Unter Kaiser Nero brachte ein weiteres Erdbeben im Jahr 61 n. Chr. Teile des Palastes zum Einsturz – die Subkonstruktionen wurden beim Wiederaufbau verstärkt. Kaiser Commodus schickte 181 n. Chr. seine Ehefrau Bruttia Crispina ins Exil auf Capri. 192 n. Chr. verbannte er auch seine Schwester Lucilla nach Capri. Danach wurde der Palast von den Kaisern vernachlässigt. Im Mittelalter zerfiel er; die Hauptterrasse und ihre Säle wurden abgetragen oder stürzten ein, so dass heute nur noch die Ruinen der Subkonstruktionen zu bewundern sind. Diese erhaltenen Reste sind so imposant, dass die Forscher des 20. Jahrhunderts davon ausgingen, dass der Palast fünf oder maximal sechs Stockwerke hatte. Erst Clemens Krause griff das Konzept eines siebten Geschosses als Hauptterrasse wieder auf (für eine Abbildung dieser Rekonstruktion siehe Weblink). In der Ruine wurde eine kleine Kapelle errichtet, die mit Spolien – u. a. Mosaiken – aus der Villa geschmückt ist.
Literatur
- Carl Weichardt: Das Schloß des Tiberius und andere Römerbauten auf Capri. Leipzig 1900
- Clemens Krause: Villa Jovis. Die Residenz des Tiberius auf Capri. Zabern, Mainz 2003, ISBN 3-8053-3091-X.

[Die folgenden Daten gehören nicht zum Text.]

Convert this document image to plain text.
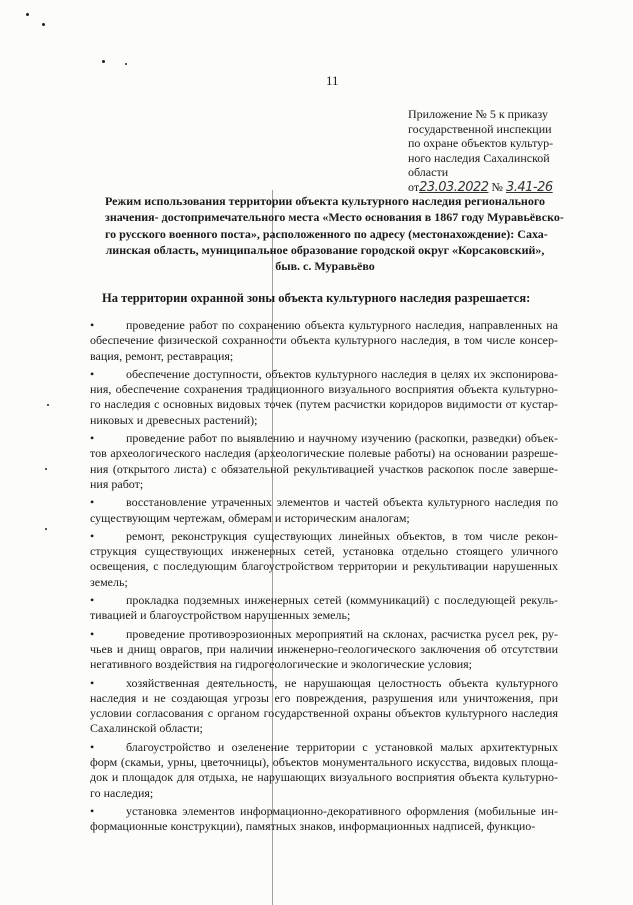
11
Приложение № 5 к приказу
государственной инспекции
по охране объектов культур-
ного наследия Сахалинской
области
от23.03.2022 № 3.41-26
Режим использования территории объекта культурного наследия регионального
значения- достопримечательного места «Место основания в 1867 году Муравьёвско-
го русского военного поста», расположенного по адресу (местонахождение): Саха-
линская область, муниципальное образование городской округ «Корсаковский»,
быв. с. Муравьёво
На территории охранной зоны объекта культурного наследия разрешается:
•	проведение работ по сохранению объекта культурного наследия, направленных на обеспечение физической сохранности объекта культурного наследия, в том числе консер-вация, ремонт, реставрация;
•	обеспечение доступности, объектов культурного наследия в целях их экспонирова-ния, обеспечение сохранения традиционного визуального восприятия объекта культурно-го наследия с основных видовых точек (путем расчистки коридоров видимости от кустар-никовых и древесных растений);
•	проведение работ по выявлению и научному изучению (раскопки, разведки) объек-тов археологического наследия (археологические полевые работы) на основании разреше-ния (открытого листа) с обязательной рекультивацией участков раскопок после заверше-ния работ;
•	восстановление утраченных элементов и частей объекта культурного наследия по существующим чертежам, обмерам и историческим аналогам;
•	ремонт, реконструкция существующих линейных объектов, в том числе рекон-струкция существующих инженерных сетей, установка отдельно стоящего уличного освещения, с последующим благоустройством территории и рекультивации нарушенных земель;
•	прокладка подземных инженерных сетей (коммуникаций) с последующей рекуль-тивацией и благоустройством нарушенных земель;
•	проведение противоэрозионных мероприятий на склонах, расчистка русел рек, ру-чьев и днищ оврагов, при наличии инженерно-геологического заключения об отсутствии негативного воздействия на гидрогеологические и экологические условия;
•	хозяйственная деятельность, не нарушающая целостность объекта культурного наследия и не создающая угрозы его повреждения, разрушения или уничтожения, при условии согласования с органом государственной охраны объектов культурного наследия Сахалинской области;
•	благоустройство и озеленение территории с установкой малых архитектурных форм (скамьи, урны, цветочницы), объектов монументального искусства, видовых площа-док и площадок для отдыха, не нарушающих визуального восприятия объекта культурно-го наследия;
•	установка элементов информационно-декоративного оформления (мобильные ин-формационные конструкции), памятных знаков, информационных надписей, функцио-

- Clemens Krause: Villa Jovis. L’edificio residenziale. Electa Napoli, Neapel 2005, ISBN 88-510-0149-9.
- Dieter Richter: Die Insel Capri. Ein Portrait. Wagenbach, Berlin 2018, ISBN 978-3-8031-2795-2, S. 41–54.
Weblinks
- Archäologisches Institut der Universität Heidelberg: Villa Jovis, Sonderausstellung 2003 (bei archive.org archivierte Version vom 13. Juni 2018)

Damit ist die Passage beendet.